不妊の検査で血液検査をするのはどうして?結果からわかることは?

2018/8/20

前田 裕斗 先生

記事監修医師

前田 裕斗 先生

不妊治療の検査では超音波検査や性交後検査(フーナーテスト)など、不妊となっている原因を探るためにさまざまな検査が行われます。その中のひとつが血液検査です。
そこで今回は、血液検査を行う理由や結果からわかることなどをご紹介します。

不妊の検査で生理中に血液検査をするのはなぜ?

生理中に行う血液検査では、卵子を包んでいる袋である卵胞の成長に関わる大切なホルモンの状態を知り、正常に分泌が行われているかなどを調べます。具体的には、母乳の分泌や排卵に関係するホルモンである「プロラクチン(PRL)」、排卵に関係している「黄体化ホルモン(LH)」や「卵胞刺激ホルモン(FSH)」などの値などがわかるといわれています。また月経不順などがみられ、医師がさらに詳しい検査を必要とした場合には、LH-RHテストやTRHテストという負荷試験を行うこともあります。

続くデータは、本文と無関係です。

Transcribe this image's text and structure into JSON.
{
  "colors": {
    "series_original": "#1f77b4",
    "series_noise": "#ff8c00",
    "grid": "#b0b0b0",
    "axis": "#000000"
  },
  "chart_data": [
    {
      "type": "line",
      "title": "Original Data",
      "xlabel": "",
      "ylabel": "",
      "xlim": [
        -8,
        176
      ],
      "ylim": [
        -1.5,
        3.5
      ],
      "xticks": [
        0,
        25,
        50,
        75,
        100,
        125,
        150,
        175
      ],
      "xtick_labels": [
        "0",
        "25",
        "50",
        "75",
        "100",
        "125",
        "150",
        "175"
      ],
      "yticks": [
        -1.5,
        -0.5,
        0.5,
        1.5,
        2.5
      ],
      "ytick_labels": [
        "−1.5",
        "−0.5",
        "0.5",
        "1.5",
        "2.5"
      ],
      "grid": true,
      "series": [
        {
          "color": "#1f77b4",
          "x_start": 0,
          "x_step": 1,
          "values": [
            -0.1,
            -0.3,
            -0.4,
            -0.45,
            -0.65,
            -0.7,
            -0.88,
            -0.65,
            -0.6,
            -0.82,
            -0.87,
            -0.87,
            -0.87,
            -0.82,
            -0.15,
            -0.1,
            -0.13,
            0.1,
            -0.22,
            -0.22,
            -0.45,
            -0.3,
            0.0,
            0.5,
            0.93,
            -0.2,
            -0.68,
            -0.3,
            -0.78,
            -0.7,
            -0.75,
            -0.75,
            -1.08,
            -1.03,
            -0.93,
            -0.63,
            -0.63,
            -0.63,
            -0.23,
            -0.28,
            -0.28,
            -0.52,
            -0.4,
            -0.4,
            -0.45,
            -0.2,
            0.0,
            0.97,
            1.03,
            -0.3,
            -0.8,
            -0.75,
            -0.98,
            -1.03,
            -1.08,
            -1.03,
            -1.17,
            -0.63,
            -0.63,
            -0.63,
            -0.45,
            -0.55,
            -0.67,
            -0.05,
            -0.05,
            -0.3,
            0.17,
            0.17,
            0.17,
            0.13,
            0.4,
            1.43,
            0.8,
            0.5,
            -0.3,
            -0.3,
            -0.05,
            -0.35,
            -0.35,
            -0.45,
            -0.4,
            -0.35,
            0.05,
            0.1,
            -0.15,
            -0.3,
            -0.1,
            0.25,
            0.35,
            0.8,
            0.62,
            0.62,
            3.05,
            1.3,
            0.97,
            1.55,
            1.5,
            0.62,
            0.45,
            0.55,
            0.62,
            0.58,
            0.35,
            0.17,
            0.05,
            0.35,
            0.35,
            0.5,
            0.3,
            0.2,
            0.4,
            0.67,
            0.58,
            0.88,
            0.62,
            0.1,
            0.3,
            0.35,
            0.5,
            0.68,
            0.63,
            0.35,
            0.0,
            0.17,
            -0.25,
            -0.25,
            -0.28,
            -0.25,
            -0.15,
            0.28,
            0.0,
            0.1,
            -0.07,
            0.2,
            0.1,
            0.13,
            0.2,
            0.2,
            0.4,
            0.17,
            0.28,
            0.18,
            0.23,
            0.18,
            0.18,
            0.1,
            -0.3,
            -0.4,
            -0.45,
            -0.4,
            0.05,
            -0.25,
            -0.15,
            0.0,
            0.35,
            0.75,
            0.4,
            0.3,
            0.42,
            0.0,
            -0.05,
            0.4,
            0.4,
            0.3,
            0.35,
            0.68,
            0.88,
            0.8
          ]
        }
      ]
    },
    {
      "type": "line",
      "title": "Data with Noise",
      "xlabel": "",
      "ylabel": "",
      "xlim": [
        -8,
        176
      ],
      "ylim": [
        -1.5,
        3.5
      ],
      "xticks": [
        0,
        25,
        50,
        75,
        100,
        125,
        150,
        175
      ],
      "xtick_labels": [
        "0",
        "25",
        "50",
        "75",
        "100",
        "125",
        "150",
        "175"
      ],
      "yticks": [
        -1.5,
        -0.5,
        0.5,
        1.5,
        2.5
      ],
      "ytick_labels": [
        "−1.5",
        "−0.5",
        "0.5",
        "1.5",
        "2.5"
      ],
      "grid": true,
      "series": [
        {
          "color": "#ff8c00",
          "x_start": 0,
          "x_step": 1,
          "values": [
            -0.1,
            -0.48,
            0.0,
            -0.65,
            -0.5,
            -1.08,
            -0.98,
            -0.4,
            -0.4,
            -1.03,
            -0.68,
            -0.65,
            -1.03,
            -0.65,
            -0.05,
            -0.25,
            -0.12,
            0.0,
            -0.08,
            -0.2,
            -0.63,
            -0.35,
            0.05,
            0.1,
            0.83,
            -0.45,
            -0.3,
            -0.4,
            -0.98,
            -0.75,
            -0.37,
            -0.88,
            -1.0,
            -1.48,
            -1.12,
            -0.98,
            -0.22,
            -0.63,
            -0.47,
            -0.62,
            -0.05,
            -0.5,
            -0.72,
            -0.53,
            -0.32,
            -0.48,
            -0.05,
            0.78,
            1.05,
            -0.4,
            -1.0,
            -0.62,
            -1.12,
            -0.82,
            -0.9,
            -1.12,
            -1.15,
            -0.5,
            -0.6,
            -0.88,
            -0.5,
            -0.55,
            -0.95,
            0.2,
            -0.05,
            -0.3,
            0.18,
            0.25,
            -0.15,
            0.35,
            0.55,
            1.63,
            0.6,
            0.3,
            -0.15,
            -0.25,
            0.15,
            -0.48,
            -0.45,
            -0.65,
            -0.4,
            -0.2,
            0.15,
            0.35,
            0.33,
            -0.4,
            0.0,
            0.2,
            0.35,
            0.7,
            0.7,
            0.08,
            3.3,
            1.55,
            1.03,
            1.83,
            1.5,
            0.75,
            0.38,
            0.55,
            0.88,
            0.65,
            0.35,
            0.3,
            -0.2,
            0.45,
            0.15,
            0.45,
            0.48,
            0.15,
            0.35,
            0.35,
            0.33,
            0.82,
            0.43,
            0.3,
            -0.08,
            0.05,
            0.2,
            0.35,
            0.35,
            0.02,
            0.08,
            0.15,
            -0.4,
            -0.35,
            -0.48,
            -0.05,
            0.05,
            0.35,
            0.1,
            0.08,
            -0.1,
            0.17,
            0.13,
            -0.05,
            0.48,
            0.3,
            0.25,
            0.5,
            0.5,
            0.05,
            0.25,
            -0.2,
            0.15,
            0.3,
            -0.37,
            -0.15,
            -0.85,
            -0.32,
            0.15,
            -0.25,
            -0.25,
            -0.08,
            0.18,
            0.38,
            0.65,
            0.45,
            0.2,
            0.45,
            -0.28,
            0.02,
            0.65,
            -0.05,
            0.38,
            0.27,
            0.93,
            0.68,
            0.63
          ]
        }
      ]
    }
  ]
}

これらは、それぞれのホルモンを測ることで排卵に関わっているどこの機能に問題があるかを調べるための検査です。このように卵巣の状態を調べることで、不妊の原因を探る手がかりとなります。

血液検査の結果からどんなことがわかる?

不妊治療の際に行う血液検査は、一般的な健康診断で行う血液検査の項目とは異なります。主に身体の中で分泌されているホルモンの種類や量などを調べるのが、不妊治療による血液検査です。これによって、卵巣機能の状態や排卵が正常に行われているかなどを調べることができます。

たとえば、エストロゲンやプロゲステロンは卵胞の成長に関わるなど、妊娠するために重要なホルモンといわれています。この2つのホルモンは、受精卵が着床するためのベッドを作っていますが、ホルモンの分泌に問題がある黄体機能不全などの場合は受精卵が着床することができず、妊娠が成立しなくなります。

また黄体形成ホルモン(LH)が過剰に分泌されていることがわかった場合、多嚢胞卵巣症候群といって卵胞の成長や排卵に問題がある可能性があります。妊娠を望んでいる場合には、血液検査から得られた結果をもとに原因を探り、治療を開始することが必要です。

おわりに:血液検査では、ホルモンの状態などを調べる

妊娠がきちんと成立するためには、ホルモンが正常に分泌されていることなどが必要です。検査によって原因がわかれば、治療を開始することもできます。しっかり検査をし、不妊となっている原因を見つけましょう。